Islam onverenigbaar met het Evangelie
Wie stelt dat iemand christen kan worden en tegelijk naar de moskee kan blijven gaan, suggereert dat je tegelijkertijd kunt belijden dat Jezus Heer is én kunt belijden dat Hij dat niet is, schrijft ds. Cees Rentier.
Kun je Jezus erkennen als Heer en tegelijkertijd als moslim de traditionele banden met moskee en Koran blijven behouden? Ja, zei Jaap Hansum blijkens het verslag in deze krant (15 mei) op een symposium in Ede. God is groter dan de kerk of het christendom. Mijns inziens is de boodschap van Pinksteren dat we ieder bij wie Gods Geest de grenzen die moskee en Koran hun stellen doorbreekt, met blijdschap welkom moeten heten in de kerk.Waar deze discussie niet over gaat, is het verschil tussen Allah en God. Volgens Ben Kok (RD van 18 mei) draagt Hansum een godslasterlijke visie uit, omdat hij de ware God met de maangod of oorlogsgod Allah verwart. Dit is klinkklare onzin! Allah was ten tijde van Mohammed niet een maangod of oorlogsgod. Allah is altijd het algemene woord voor God geweest dat iedereen gebruikte en dat verwant is aan het Hebreeuwse ”elohim”, het algemene woord voor God dat we in het Oude Testament tegenkomen. Elke Arabische Bijbel gebruikt het woord Allah voor God; een ander woord voor God bestaat er niet in het Arabisch.

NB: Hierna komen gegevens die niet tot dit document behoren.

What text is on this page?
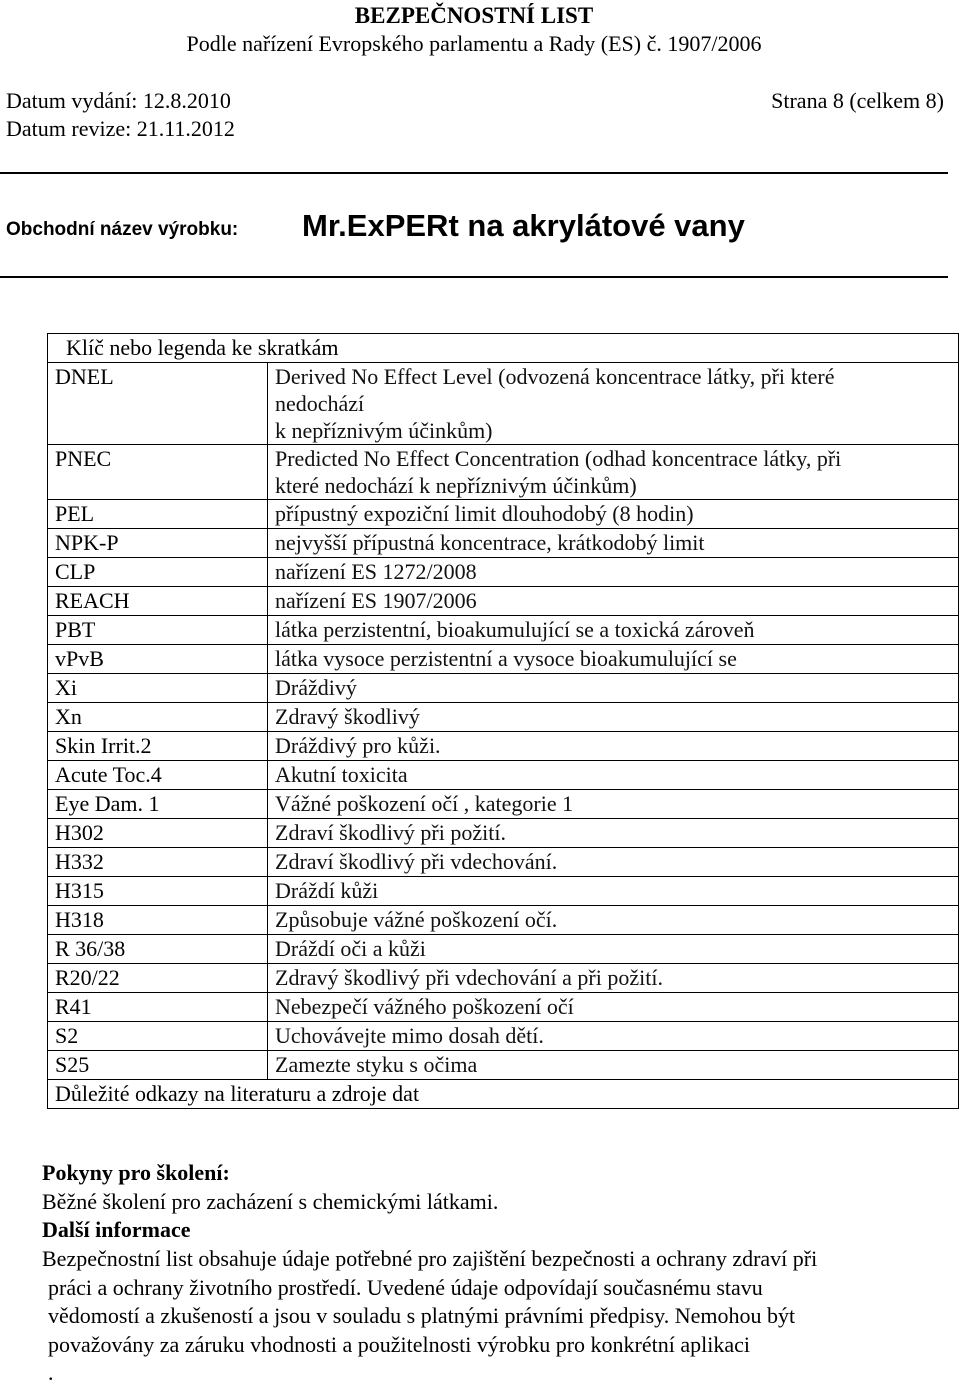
BEZPEČNOSTNÍ LIST
Podle nařízení Evropského parlamentu a Rady (ES) č. 1907/2006
Datum vydání: 12.8.2010	Strana 8 (celkem 8)
Datum revize: 21.11.2012
Obchodní název výrobku: Mr.ExPERt na akrylátové vany
Klíč nebo legenda ke skratkám	
DNEL	Derived No Effect Level (odvozená koncentrace látky, při které
nedochází
k nepříznivým účinkům)

PNEC	Predicted No Effect Concentration (odhad koncentrace látky, při
které nedochází k nepříznivým účinkům)

PEL	přípustný expoziční limit dlouhodobý (8 hodin)

NPK-P	nejvyšší přípustná koncentrace, krátkodobý limit

CLP	nařízení ES 1272/2008

REACH	nařízení ES 1907/2006

PBT	látka perzistentní, bioakumulující se a toxická zároveň

vPvB	látka vysoce perzistentní a vysoce bioakumulující se

Xi	Dráždivý

Xn	Zdravý škodlivý

Skin Irrit.2	Dráždivý pro kůži.

Acute Toc.4	Akutní toxicita

Eye Dam. 1	Vážné poškození očí , kategorie 1

H302	Zdraví škodlivý při požití.

H332	Zdraví škodlivý při vdechování.

H315	Dráždí kůži

H318	Způsobuje vážné poškození očí.

R 36/38	Dráždí oči a kůži

R20/22	Zdravý škodlivý při vdechování a při požití.

R41	Nebezpečí vážného poškození očí

S2	Uchovávejte mimo dosah dětí.

S25	Zamezte styku s očima

Důležité odkazy na literaturu a zdroje dat	
Pokyny pro školení:
Běžné školení pro zacházení s chemickými látkami.
Další informace
Bezpečnostní list obsahuje údaje potřebné pro zajištění bezpečnosti a ochrany zdraví při
práci a ochrany životního prostředí. Uvedené údaje odpovídají současnému stavu
vědomostí a zkušeností a jsou v souladu s platnými právními předpisy. Nemohou být
považovány za záruku vhodnosti a použitelnosti výrobku pro konkrétní aplikaci
.
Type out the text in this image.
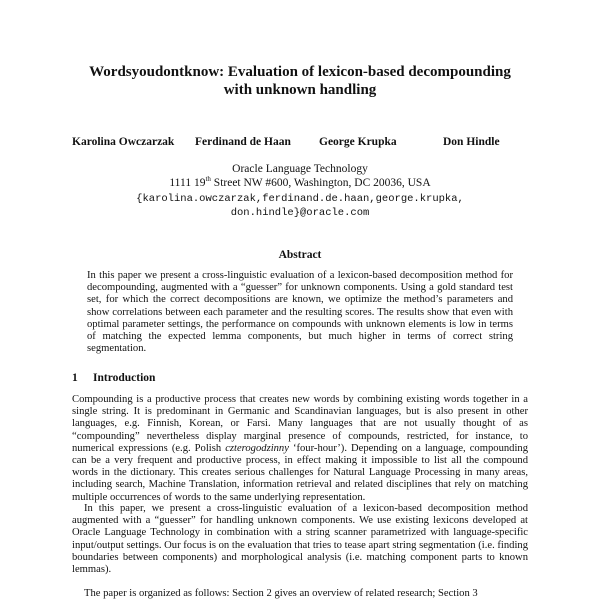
Wordsyoudontknow: Evaluation of lexicon-based decompounding
with unknown handling
Karolina Owczarzak Ferdinand de Haan George Krupka	Don Hindle
Oracle Language Technology
1111 19th Street NW #600, Washington, DC 20036, USA
{karolina.owczarzak,ferdinand.de.haan,george.krupka,
don.hindle}@oracle.com
Abstract

In this paper we present a cross-linguistic evaluation of a lexicon-based decomposition method for decompounding, augmented with a “guesser” for unknown components. Using a gold standard test set, for which the correct decompositions are known, we optimize the method’s parameters and show correlations between each parameter and the resulting scores. The results show that even with optimal parameter settings, the performance on compounds with unknown elements is low in terms of matching the expected lemma components, but much higher in terms of correct string segmentation.

1 Introduction

Compounding is a productive process that creates new words by combining existing words together in a single string. It is predominant in Germanic and Scandinavian languages, but is also present in other languages, e.g. Finnish, Korean, or Farsi. Many languages that are not usually thought of as “compounding” nevertheless display marginal presence of compounds, restricted, for instance, to numerical expressions (e.g. Polish czterogodzinny ‘four-hour’). Depending on a language, compounding can be a very frequent and productive process, in effect making it impossible to list all the compound words in the dictionary. This creates serious challenges for Natural Language Processing in many areas, including search, Machine Translation, information retrieval and related disciplines that rely on matching multiple occurrences of words to the same underlying representation.

In this paper, we present a cross-linguistic evaluation of a lexicon-based decomposition method augmented with a “guesser” for handling unknown components. We use existing lexicons developed at Oracle Language Technology in combination with a string scanner parametrized with language-specific input/output settings. Our focus is on the evaluation that tries to tease apart string segmentation (i.e. finding boundaries between components) and morphological analysis (i.e. matching component parts to known lemmas).

The paper is organized as follows: Section 2 gives an overview of related research; Section 3
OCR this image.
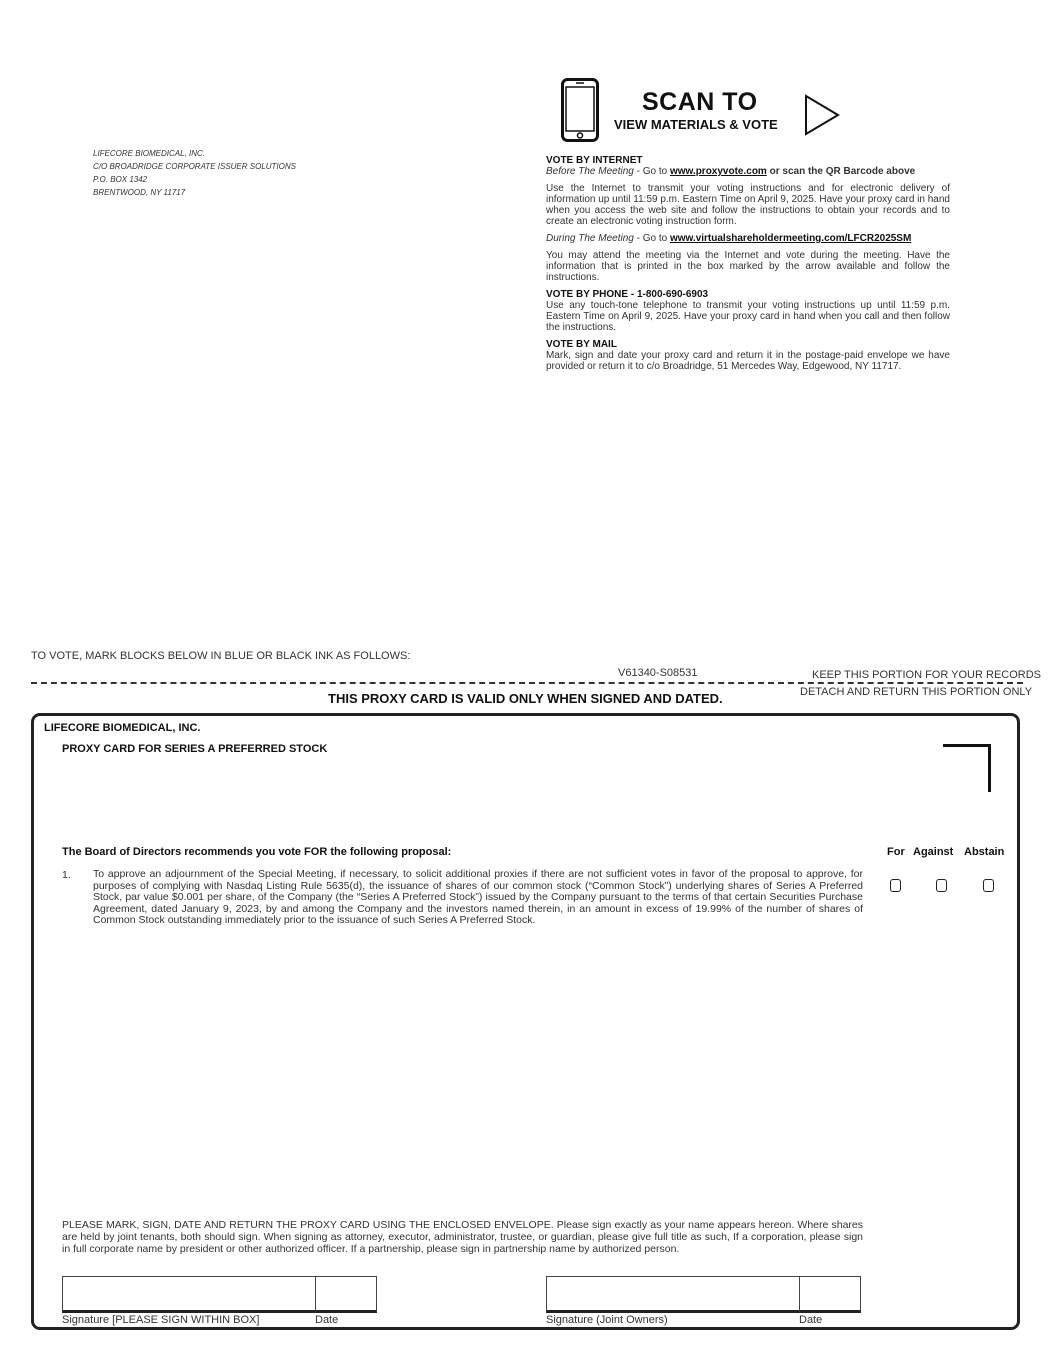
LIFECORE BIOMEDICAL, INC.
C/O BROADRIDGE CORPORATE ISSUER SOLUTIONS
P.O. BOX 1342
BRENTWOOD, NY 11717
SCAN TO
VIEW MATERIALS & VOTE
VOTE BY INTERNET

Before The Meeting - Go to www.proxyvote.com or scan the QR Barcode above

Use the Internet to transmit your voting instructions and for electronic delivery of information up until 11:59 p.m. Eastern Time on April 9, 2025. Have your proxy card in hand when you access the web site and follow the instructions to obtain your records and to create an electronic voting instruction form.

During The Meeting - Go to www.virtualshareholdermeeting.com/LFCR2025SM

You may attend the meeting via the Internet and vote during the meeting. Have the information that is printed in the box marked by the arrow available and follow the instructions.

VOTE BY PHONE - 1-800-690-6903

Use any touch-tone telephone to transmit your voting instructions up until 11:59 p.m. Eastern Time on April 9, 2025. Have your proxy card in hand when you call and then follow the instructions.

VOTE BY MAIL

Mark, sign and date your proxy card and return it in the postage-paid envelope we have provided or return it to c/o Broadridge, 51 Mercedes Way, Edgewood, NY 11717.

TO VOTE, MARK BLOCKS BELOW IN BLUE OR BLACK INK AS FOLLOWS:
V61340-S08531	KEEP THIS PORTION FOR YOUR RECORDS
DETACH AND RETURN THIS PORTION ONLY
THIS PROXY CARD IS VALID ONLY WHEN SIGNED AND DATED.
LIFECORE BIOMEDICAL, INC.
PROXY CARD FOR SERIES A PREFERRED STOCK
The Board of Directors recommends you vote FOR the following proposal:	For Against Abstain
1. To approve an adjournment of the Special Meeting, if necessary, to solicit additional proxies if there are not sufficient votes in favor of the proposal to approve, for purposes of complying with Nasdaq Listing Rule 5635(d), the issuance of shares of our common stock (“Common Stock”) underlying shares of Series A Preferred Stock, par value $0.001 per share, of the Company (the “Series A Preferred Stock”) issued by the Company pursuant to the terms of that certain Securities Purchase Agreement, dated January 9, 2023, by and among the Company and the investors named therein, in an amount in excess of 19.99% of the number of shares of Common Stock outstanding immediately prior to the issuance of such Series A Preferred Stock.
PLEASE MARK, SIGN, DATE AND RETURN THE PROXY CARD USING THE ENCLOSED ENVELOPE. Please sign exactly as your name appears hereon. Where shares are held by joint tenants, both should sign. When signing as attorney, executor, administrator, trustee, or guardian, please give full title as such, If a corporation, please sign in full corporate name by president or other authorized officer. If a partnership, please sign in partnership name by authorized person.
Signature [PLEASE SIGN WITHIN BOX]	Date	Signature (Joint Owners)	Date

Waar het in deze discussie wel over gaat, is het verschil in belijdenis en dienst aan God. Het islamitische credo en de islamitische liturgie in de moskee zijn onverenigbaar met het Evangelie. Wie stelt dat iemand christen kan worden en tegelijk naar de moskee kan blijven gaan, suggereert dat je tegelijkertijd kunt belijden dat Jezus Heer is als Zoon van God en Redder der wereld én kunt belijden dat Hij dat niet is. Blijven zeggen dat je moslim bent, betekent immers ten minste dat je instemt met de islamitische geloofsbelijdenis en dus het profeetschap en de boodschap van Mohammed en de goddelijke inspiratie van de Koran. Er staan behartigenswaardige dingen in de Koran en ik kan soms leren van vrome moslims, maar het spoor van Jezus Christus gaat toch wezenlijk een andere kant op dan de weg die Mohammed wijst. Het Nieuwe Testament laat zien dat de navolging van Jezus Christus een radicale breuk betekent met alle andere vormen van godsdienstigheid en mede daarom altijd weer verzet oproept.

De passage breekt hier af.